Dans son entrevue au Devoir, accordée en complément de sa lettre d'opinion, Graham Fraser voudrait éviter d'inclure la collectivité anglophone de la région montréalaise dans toute comparaison avec la francophonie hors Québec. Si j'ai bien compris, il faudrait exclure trois quarts des Anglo-Québécois de l'équation, et que pour comparer des pompes et des pommes, ce sont les anglos de Sherbrooke qui doivent être mis en face des francos de Sudbury ou Saint-Boniface. Au-delà du total ridicule de cette thèse, M. Fraser aurait avantage à lire les recensements fédéraux.
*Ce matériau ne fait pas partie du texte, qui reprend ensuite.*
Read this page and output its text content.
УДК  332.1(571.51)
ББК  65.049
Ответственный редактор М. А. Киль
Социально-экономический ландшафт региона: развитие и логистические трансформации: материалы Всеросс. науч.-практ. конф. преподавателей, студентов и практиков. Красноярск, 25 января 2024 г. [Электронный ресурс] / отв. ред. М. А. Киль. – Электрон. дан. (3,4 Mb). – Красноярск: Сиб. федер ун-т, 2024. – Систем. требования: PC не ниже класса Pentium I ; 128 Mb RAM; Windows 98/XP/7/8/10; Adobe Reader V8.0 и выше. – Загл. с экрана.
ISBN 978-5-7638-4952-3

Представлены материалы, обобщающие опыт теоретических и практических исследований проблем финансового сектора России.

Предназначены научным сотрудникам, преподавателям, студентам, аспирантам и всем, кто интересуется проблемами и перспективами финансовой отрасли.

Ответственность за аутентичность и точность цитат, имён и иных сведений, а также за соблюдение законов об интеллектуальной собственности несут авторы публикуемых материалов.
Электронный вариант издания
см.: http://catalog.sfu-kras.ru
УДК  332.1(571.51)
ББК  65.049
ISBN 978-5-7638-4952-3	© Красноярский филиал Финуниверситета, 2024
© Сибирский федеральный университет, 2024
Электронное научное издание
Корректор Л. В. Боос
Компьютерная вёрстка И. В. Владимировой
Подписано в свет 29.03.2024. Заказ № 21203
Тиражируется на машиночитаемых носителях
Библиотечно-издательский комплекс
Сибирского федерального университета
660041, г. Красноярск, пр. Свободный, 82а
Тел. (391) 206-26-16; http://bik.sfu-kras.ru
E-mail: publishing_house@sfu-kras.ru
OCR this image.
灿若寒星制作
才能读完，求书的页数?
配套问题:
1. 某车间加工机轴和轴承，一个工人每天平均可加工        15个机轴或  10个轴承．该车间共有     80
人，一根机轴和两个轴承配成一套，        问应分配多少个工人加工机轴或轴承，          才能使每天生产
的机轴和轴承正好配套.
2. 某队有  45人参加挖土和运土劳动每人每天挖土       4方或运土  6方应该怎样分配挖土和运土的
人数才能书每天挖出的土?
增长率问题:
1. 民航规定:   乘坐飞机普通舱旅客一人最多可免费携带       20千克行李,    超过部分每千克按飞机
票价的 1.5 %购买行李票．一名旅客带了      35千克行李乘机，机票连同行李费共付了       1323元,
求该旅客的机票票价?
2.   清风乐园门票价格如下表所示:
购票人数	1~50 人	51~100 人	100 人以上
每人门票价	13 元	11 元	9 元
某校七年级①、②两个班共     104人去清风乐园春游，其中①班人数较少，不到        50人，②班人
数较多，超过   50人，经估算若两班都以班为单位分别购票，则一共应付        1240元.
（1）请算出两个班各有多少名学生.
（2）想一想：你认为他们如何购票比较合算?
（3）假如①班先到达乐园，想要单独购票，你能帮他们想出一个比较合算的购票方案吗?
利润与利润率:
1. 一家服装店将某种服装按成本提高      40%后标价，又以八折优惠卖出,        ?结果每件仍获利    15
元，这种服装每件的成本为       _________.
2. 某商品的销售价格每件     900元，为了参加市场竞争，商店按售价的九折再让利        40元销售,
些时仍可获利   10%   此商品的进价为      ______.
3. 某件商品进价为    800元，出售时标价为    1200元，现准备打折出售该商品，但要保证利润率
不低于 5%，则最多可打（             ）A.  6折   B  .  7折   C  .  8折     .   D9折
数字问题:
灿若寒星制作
Il y découvrira que les anglophones de l'Estrie se portent assez bien merci et qu'une proportion appréciable d'entre eux demeurent unilingues anglais, alors que la francophonie des régions de Sudbury et Saint-Boniface est presque en chute libre.
Une dernière remarque avant de clore... Votre ancienne rue Hinton n'a pas beaucoup changé alors que la petite enclave canadienne-française avoisinante, y compris ma rue Hinchey, n'est plus qu'une page d'une histoire révolue... et manifestement oubliée.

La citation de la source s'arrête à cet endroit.